Abstract

Traditionally, the world map and territorially bounded spaces have dominated ways in which we imagine how states govern, make laws, and exercise their authority. Under this conception, underlined by traditional international law principles of territorial sovereignty, each state would have exclusive authority to govern and make laws over everything concerning the land within its borders. Yet developments like the proliferation of data flows, which are based on divisible, mobile, and interconnected components of data, are not territorially bounded. This presents a challenge to traditional bases for territorial sovereignty and jurisdiction under international law, which some scholars claim is exceptional due to certain characteristics of data. The question as to how states exercise jurisdiction over, or spatially locate, a protean thing such as data, is one which deserves further exploration. By comparing the approaches of China, EU, and the US, this paper explores how laws and regulations in this area are having extraterritorial effects, thus moving away from a strict territorial approach, yet at the same time, are “reterritorializing” by linking their laws on data privacy and data transfers to data infrastructure, data subjects, or data controllers.

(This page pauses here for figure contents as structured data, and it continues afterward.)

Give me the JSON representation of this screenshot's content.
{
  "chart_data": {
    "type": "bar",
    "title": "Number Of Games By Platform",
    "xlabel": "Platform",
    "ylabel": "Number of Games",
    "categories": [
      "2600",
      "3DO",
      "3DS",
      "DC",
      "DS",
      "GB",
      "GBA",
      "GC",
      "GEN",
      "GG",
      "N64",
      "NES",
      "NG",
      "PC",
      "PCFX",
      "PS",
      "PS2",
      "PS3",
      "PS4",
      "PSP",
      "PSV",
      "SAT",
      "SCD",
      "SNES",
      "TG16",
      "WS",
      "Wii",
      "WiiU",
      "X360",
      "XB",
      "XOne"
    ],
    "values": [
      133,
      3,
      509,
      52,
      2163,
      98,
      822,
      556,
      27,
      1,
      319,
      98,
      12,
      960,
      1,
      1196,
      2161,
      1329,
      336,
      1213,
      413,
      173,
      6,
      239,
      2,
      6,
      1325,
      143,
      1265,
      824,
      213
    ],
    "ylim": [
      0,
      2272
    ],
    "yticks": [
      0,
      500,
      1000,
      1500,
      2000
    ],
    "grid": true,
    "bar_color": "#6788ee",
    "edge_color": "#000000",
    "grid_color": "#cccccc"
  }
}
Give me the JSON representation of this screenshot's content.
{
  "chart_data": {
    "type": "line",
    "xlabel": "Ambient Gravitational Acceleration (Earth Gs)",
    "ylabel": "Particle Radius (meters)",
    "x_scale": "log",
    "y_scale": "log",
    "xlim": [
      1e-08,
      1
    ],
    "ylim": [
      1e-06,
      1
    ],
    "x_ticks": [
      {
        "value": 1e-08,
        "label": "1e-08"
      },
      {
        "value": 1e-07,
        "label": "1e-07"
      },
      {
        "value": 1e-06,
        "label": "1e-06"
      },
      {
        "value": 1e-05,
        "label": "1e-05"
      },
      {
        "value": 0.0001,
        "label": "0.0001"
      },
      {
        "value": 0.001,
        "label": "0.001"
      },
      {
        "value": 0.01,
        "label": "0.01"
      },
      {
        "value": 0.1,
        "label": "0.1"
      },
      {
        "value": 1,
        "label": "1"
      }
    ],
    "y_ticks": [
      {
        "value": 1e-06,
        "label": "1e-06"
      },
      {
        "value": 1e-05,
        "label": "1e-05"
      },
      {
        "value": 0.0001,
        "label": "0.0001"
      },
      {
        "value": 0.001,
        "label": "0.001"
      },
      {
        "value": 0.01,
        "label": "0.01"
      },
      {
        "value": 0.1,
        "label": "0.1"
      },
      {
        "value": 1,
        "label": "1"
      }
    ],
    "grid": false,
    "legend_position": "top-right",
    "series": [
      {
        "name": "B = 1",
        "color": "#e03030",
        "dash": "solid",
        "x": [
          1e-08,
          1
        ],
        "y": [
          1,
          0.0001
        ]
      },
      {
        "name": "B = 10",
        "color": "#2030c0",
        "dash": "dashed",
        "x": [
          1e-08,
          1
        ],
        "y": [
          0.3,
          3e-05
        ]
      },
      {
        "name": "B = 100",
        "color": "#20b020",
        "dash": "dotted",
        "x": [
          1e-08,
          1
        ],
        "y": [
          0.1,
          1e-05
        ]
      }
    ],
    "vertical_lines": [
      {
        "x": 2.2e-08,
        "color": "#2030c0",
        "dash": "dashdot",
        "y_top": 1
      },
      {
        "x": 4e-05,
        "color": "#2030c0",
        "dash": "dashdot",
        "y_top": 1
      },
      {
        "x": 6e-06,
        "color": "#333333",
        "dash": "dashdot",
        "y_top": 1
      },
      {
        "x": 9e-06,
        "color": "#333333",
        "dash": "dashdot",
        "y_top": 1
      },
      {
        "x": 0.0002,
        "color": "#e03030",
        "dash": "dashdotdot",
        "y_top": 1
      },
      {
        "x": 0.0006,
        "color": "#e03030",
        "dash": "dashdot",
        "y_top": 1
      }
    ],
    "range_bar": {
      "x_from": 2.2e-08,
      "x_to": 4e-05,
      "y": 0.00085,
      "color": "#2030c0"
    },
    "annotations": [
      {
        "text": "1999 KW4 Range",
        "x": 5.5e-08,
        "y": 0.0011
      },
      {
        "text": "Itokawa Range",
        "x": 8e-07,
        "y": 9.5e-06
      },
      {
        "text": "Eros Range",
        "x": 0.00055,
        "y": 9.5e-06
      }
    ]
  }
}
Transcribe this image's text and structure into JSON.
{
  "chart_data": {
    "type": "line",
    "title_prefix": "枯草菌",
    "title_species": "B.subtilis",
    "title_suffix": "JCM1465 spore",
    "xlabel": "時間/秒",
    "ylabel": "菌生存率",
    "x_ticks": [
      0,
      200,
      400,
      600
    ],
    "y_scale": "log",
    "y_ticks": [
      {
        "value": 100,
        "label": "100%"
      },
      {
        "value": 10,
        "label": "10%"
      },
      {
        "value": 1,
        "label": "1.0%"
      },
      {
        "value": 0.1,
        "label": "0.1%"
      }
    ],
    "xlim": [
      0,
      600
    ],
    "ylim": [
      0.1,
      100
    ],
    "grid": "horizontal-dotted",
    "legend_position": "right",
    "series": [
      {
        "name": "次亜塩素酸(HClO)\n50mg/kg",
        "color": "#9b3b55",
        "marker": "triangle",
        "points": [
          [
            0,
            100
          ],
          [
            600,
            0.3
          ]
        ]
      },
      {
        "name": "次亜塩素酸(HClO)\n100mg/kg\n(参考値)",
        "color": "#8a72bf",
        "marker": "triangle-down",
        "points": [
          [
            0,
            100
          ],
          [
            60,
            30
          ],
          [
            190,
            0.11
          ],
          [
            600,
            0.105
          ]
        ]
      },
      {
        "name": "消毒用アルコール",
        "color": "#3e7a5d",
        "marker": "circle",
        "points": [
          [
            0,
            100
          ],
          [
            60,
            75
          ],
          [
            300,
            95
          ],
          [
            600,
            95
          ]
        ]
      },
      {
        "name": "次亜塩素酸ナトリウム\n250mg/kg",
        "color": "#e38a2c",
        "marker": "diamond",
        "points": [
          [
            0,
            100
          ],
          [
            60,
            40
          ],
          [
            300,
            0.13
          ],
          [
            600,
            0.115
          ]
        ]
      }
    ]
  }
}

This shows that states tend to repurpose their territorial sovereignty as they see fit, but this repurposing is not something which is unique to the data governance context. States have used a variety of justifications historically for the extraterritorial exercise of jurisdiction, as well as found creative ways to reterritorialize things, people, events, and processes that were not strictly territorially bounded within their borders. Thus, rather than treat regulations on data privacy and data transfers as an exceptional exercise of territorial sovereignty beyond borders, we might consider this an exemplification of yet another creative reimagining of the elasticity of sovereignty. These exercises in reimagining are significant when we consider their distributional effects and how they allocate decision-making power over governance of data. The elasticity of sovereignty means that authority, governance, and decision-making are ultimately functions of power.